What Blank CDs Are the Best?by Lacy NicholsUpdated September 22, 2017
The advent of blank compact discs provided ordinary people with the chance to create CD mixes or to copy CDs from digital media. Since the blank CD was first introduced, the blank CD business has grown to include dozens of options. These options vary by brand, design, speed and memory. For many, the differences among blank CDs are minuscule, at best. For others, the type of blank CD used is crucial for quality and longevity of the finished product. The factors that contribute to a quality blank disc are varied.
A blank CD's quality is not always connected to its brand name. Many of the names you would expect to produce the best CDs are made at the same factories. Taiyo Yuden, in combination with Sony and Phillips, helped to pioneer the creation of the first recordable compact disc. Taiyo Yuden's brand of blank CDs is ranked as the best quality blank CD by the best blank CD or DVD media list of 2011. Wired magazine describes the Taiyo Yuden brand as "the granddaddy of them all." Many users on websites such as PC World and Amazon also rank this brand of blank CD's as the best.
One determining factor of a CD's quality is its speed. The speed rating of a compact disc refers to the top speed of its ability to write a disc. CDs with a higher speed are usually considered to be of a better quality, resulting in better sound and better results. CDs with a lower speed often fail to write, resulting in a useless blank CD.

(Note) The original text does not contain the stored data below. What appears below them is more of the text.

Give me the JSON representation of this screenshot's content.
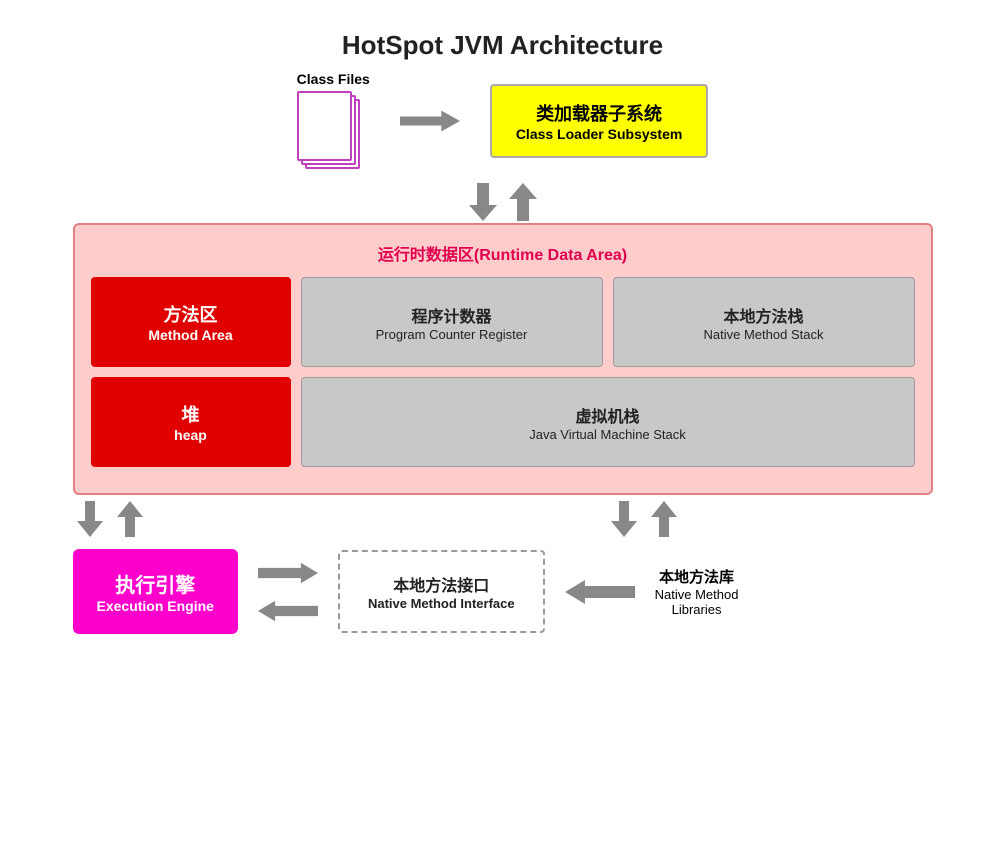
{
  "title": "HotSpot JVM Architecture",
  "class_files_label": "Class Files",
  "class_loader": {
    "zh": "类加载器子系统",
    "en": "Class Loader Subsystem"
  },
  "runtime_area": {
    "label_zh": "运行时数据区(Runtime Data Area)",
    "method_area": {
      "zh": "方法区",
      "en": "Method Area"
    },
    "heap": {
      "zh": "堆",
      "en": "heap"
    },
    "program_counter": {
      "zh": "程序计数器",
      "en": "Program Counter Register"
    },
    "native_method_stack": {
      "zh": "本地方法栈",
      "en": "Native Method Stack"
    },
    "jvm_stack": {
      "zh": "虚拟机栈",
      "en": "Java Virtual Machine Stack"
    }
  },
  "execution_engine": {
    "zh": "执行引擎",
    "en": "Execution Engine"
  },
  "native_method_interface": {
    "zh": "本地方法接口",
    "en": "Native Method Interface"
  },
  "native_libraries": {
    "zh": "本地方法库",
    "en": "Native Method\nLibraries"
  }
}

The amount of storage capacity for a blank CD is mostly irrelevant when it comes to quality, but obviously a CD with a greater storage capacity should be used if trying to burn materials that take up a lot of space. However, many older CD players and drives are unable to process anything longer than 80 minutes.
Color and Dyes
The reflective surface of a blank CD can come in several different colors. There are two layers to this surface. The base layer operates best if it is gold in color, but silver is also considered acceptable. The second layer of a CD is dyed, usually a shade of blue. If the dyed layer interacts with a gold layer, the disc becomes less likely to be corroded, which will improve the overall longevity of the disc. The best blank CDs will have a gold base layer and a darker blue-like dye for the second layer.